Бьет одиннадцать, и раздается звонок к обеду. Народ валит в столовую, захватив с собою из камер деревянные ложки и свои порции хлеба. На столах уже дымятся горячим паром большие медные баки – на восемь человек по одному; между баками расставлены жестянки с квасом.
– Го-го! ребята, щами пахнет, словно бы вкуснее: не столь кисло.
– Начальство будет… Верно, начальства ждут…
– Ой ли? радости-веселости мои! давай, на счастье, сламу ловить, ребята – только чур, по разу, не плутай! – раздается говор между арестантами в разных концах столовой, пока гурьба усаживается на длинные скамейки.
– Ну-у! селитра привалила! – с явным неудовольствием замечают кое-где по столам при входе военного караула.

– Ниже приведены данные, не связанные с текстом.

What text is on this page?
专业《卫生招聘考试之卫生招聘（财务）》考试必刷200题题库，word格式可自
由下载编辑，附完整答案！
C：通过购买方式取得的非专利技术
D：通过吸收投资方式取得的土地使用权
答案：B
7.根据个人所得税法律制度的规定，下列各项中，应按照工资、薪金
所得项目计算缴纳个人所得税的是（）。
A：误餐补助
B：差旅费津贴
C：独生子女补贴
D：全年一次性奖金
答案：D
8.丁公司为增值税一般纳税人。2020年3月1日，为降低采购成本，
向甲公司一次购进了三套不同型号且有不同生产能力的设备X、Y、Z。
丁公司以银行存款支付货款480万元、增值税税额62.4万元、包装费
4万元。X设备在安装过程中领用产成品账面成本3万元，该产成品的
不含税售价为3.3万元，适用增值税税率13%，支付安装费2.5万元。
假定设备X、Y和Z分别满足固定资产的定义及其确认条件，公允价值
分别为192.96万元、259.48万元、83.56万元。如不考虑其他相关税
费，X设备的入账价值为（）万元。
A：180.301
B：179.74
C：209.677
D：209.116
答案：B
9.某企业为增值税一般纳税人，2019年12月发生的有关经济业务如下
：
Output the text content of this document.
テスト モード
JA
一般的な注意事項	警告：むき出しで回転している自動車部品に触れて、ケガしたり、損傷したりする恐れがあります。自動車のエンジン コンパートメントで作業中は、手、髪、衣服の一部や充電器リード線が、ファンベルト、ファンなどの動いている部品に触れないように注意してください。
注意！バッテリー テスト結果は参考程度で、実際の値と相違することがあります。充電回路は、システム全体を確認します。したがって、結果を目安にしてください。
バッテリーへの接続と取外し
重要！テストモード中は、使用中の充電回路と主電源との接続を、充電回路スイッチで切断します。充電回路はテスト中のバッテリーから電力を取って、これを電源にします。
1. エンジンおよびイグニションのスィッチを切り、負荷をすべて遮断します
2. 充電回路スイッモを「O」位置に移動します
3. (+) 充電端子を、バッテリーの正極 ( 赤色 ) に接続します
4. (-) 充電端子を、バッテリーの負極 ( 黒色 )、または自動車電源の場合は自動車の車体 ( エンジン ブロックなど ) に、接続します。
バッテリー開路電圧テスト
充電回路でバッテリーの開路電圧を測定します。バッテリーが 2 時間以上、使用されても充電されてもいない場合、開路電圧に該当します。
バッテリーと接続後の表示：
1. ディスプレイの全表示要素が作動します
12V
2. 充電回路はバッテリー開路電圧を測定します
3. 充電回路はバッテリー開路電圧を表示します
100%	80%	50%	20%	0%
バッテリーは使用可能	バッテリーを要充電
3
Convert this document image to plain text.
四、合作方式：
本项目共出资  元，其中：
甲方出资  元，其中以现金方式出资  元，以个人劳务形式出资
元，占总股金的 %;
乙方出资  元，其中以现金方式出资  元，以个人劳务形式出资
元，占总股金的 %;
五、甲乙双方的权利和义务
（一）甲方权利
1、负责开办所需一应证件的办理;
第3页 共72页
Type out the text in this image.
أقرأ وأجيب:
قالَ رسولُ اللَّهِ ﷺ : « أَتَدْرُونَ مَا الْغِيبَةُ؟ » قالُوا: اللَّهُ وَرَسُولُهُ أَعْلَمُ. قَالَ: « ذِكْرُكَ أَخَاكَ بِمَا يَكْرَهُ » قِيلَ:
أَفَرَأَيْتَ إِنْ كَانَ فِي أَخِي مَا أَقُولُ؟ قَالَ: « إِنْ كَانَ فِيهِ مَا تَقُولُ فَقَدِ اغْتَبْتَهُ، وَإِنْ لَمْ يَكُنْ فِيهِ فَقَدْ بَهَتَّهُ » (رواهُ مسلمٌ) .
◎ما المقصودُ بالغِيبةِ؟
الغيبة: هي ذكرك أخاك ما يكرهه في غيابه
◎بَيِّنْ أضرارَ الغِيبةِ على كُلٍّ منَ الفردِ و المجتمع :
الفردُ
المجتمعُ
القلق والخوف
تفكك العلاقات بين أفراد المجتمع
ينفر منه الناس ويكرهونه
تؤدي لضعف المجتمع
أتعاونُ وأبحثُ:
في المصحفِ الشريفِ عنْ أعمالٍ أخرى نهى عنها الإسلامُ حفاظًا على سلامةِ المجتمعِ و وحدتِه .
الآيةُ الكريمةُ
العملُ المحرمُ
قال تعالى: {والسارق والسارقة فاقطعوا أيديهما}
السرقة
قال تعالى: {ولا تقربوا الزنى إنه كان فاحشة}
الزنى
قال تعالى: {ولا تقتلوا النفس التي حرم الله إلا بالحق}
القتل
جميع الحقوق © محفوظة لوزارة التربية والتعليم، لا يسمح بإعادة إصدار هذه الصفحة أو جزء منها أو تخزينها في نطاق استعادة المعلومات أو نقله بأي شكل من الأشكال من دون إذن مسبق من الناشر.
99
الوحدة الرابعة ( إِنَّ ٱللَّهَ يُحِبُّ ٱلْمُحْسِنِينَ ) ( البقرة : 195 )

В столовой появляются восемь человек солдат с ружьями и офицером. Четверо становятся у одних дверей, четверо у других, противоположных. Таково тюремное обыкновение, которого весьма не жалуют арестанты: оно оскорбляет их самолюбие.
– Что-то словно к тигре какой лютой приставляют!.. И зачем это, право?
– А затем, чтоб память не отшибло с еды: пожалуй, забудешь, что у дяди на поруках сидишь. Гляди еще, бунту затеешь какую.
– Как же, гарнизон да уланы, что ни есть, первые бунтовщики; это уж завсегда; на то их и караулят.
И много еще слышится у них промеж себя замечаний в подобном же роде. Офицер меж тем шагает себе по середнему проходу вдоль столовой и часто поневоле урывками слышит недовольные речи; поэтому многие из них, зная, что большой караул выказывает точно бы какое-то недоверие к арестантам, входят в столовую не с восьмью, а только с четырьмя людьми, и то лишь ради соблюдения формальности. Арестанты – как дети: им льстит это доверие, они ценят его, ибо очень тонко умеют понимать человечность отношений к себе, которая служит для них первою отличной «доброго, хорошего офицера».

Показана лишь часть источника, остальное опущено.